More than 1 million Californians have filed unemployment claims since March 13, Newsom said Wednesday. A week ago, he issued a statewide stay-at-home order, shuttering all but essential businesses.
Tom Bannon, CEO of the California Apartment Association, said the measure will provide welcome relief to millions of mortgage holders across the state.
“People will sleep better tonight than they did last night,” Bannon said.
But the relief isn’t coming soon enough for renters, who still have looming April 1 rent payments. The association has urged its members to act with compassion to freeze rent hikes and halt evictions through the duration of the pandemic.
Newsom has fallen short of imposing a statewide moratorium on evictions that many lawmakers and advocacy groups have said is necessary to provide relief to the millions of California renters who have been furloughed, laid off or seen their hours slashed.
“It's just irresponsible,” said Leah Simon-Weisberg, legal director with the tenant-rights group Alliance of Californians for Community Empowerment. She noted that the absence of a statewide moratorium has created a confusing patchwork system. “The amount of work he's creating is completely unnecessary. He should be doing everything he can to take care of this.”
Earlier this month, Newsom issued an executive order clarifying the legal authority cities and counties have to enact their own eviction moratoriums.

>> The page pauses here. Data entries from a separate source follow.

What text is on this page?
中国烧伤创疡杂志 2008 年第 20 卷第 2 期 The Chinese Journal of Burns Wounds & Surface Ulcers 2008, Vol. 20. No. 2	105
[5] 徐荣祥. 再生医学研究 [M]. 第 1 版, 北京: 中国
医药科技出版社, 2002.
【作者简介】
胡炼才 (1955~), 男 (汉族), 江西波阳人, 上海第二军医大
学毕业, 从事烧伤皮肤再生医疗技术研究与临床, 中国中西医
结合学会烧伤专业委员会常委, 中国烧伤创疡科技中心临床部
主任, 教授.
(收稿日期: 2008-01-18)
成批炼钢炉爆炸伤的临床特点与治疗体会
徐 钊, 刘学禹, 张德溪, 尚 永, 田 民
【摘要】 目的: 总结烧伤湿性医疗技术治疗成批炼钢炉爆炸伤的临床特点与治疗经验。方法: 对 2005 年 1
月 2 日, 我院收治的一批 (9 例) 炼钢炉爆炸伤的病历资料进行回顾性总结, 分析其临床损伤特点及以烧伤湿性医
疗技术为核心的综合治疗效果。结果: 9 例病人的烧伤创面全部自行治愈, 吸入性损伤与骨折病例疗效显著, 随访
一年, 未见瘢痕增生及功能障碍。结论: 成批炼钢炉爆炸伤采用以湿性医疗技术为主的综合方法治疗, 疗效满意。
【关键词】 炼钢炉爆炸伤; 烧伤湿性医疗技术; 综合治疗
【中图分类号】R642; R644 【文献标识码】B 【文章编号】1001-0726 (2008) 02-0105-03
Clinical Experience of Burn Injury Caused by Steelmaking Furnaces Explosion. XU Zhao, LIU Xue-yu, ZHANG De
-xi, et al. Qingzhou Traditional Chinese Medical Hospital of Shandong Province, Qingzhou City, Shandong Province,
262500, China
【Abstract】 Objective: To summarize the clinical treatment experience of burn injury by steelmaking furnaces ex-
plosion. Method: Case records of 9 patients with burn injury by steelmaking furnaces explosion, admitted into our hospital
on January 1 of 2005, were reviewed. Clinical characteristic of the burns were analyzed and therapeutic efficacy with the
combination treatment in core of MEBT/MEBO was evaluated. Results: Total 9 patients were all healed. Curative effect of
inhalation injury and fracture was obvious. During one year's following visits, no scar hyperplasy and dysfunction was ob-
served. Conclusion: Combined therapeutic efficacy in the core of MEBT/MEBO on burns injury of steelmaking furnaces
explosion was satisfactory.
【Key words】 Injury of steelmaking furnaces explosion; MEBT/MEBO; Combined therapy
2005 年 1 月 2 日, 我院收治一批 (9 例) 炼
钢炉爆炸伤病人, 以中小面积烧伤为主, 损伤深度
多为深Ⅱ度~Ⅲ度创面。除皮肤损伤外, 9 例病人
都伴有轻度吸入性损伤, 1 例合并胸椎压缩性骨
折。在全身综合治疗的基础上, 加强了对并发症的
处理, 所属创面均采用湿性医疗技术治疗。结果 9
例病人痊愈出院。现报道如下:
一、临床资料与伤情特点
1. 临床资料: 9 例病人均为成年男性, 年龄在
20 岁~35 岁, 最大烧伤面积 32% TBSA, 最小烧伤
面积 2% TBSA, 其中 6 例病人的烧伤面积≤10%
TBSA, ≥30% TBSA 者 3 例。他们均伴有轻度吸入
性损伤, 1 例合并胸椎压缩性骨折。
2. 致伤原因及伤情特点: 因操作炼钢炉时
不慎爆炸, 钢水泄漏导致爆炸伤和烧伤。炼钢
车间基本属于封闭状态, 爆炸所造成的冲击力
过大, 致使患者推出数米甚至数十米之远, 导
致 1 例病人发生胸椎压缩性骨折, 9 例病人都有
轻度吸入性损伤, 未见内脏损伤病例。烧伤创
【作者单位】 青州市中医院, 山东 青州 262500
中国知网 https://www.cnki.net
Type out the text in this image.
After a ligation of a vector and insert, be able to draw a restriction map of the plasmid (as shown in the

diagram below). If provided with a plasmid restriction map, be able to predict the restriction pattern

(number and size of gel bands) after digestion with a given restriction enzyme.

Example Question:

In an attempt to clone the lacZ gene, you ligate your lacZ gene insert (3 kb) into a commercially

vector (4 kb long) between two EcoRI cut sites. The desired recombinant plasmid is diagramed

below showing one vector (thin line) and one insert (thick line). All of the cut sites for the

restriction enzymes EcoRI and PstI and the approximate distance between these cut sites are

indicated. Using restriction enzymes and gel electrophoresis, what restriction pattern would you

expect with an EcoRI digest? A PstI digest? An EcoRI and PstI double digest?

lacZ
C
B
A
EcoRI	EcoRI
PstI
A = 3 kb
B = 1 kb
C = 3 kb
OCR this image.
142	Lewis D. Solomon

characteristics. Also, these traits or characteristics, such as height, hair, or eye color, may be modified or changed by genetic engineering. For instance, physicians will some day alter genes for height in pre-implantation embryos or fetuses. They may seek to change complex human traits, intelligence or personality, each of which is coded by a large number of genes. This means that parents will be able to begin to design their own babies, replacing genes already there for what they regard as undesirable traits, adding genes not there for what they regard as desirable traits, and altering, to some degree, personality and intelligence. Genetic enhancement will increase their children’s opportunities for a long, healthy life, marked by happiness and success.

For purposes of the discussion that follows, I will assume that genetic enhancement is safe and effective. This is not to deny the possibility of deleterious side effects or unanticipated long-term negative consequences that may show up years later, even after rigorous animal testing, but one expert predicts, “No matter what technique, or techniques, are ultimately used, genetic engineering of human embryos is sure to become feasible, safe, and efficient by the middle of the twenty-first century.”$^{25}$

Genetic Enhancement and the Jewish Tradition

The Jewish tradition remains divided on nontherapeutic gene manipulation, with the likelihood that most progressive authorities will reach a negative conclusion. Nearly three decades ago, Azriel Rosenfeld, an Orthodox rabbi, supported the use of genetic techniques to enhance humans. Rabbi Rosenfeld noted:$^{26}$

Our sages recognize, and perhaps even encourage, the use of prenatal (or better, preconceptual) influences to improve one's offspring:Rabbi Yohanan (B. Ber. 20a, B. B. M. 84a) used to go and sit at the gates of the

And on Wednesday, he said he had a team of people working out the legal details to enact a statewide moratorium.
“For me it’s practice, not promise,” he said. “[The] issues are much more complicated than they may appear.”
Governors in Oregon, Washington, New York, Indiana and Maryland have already enacted moratoriums on evictions in their states. And last week, the Federal Housing Finance Agency directed Fannie Mae and Freddie Mac to suspend foreclosures and evictions for at least 60 days for single-family mortgage holders.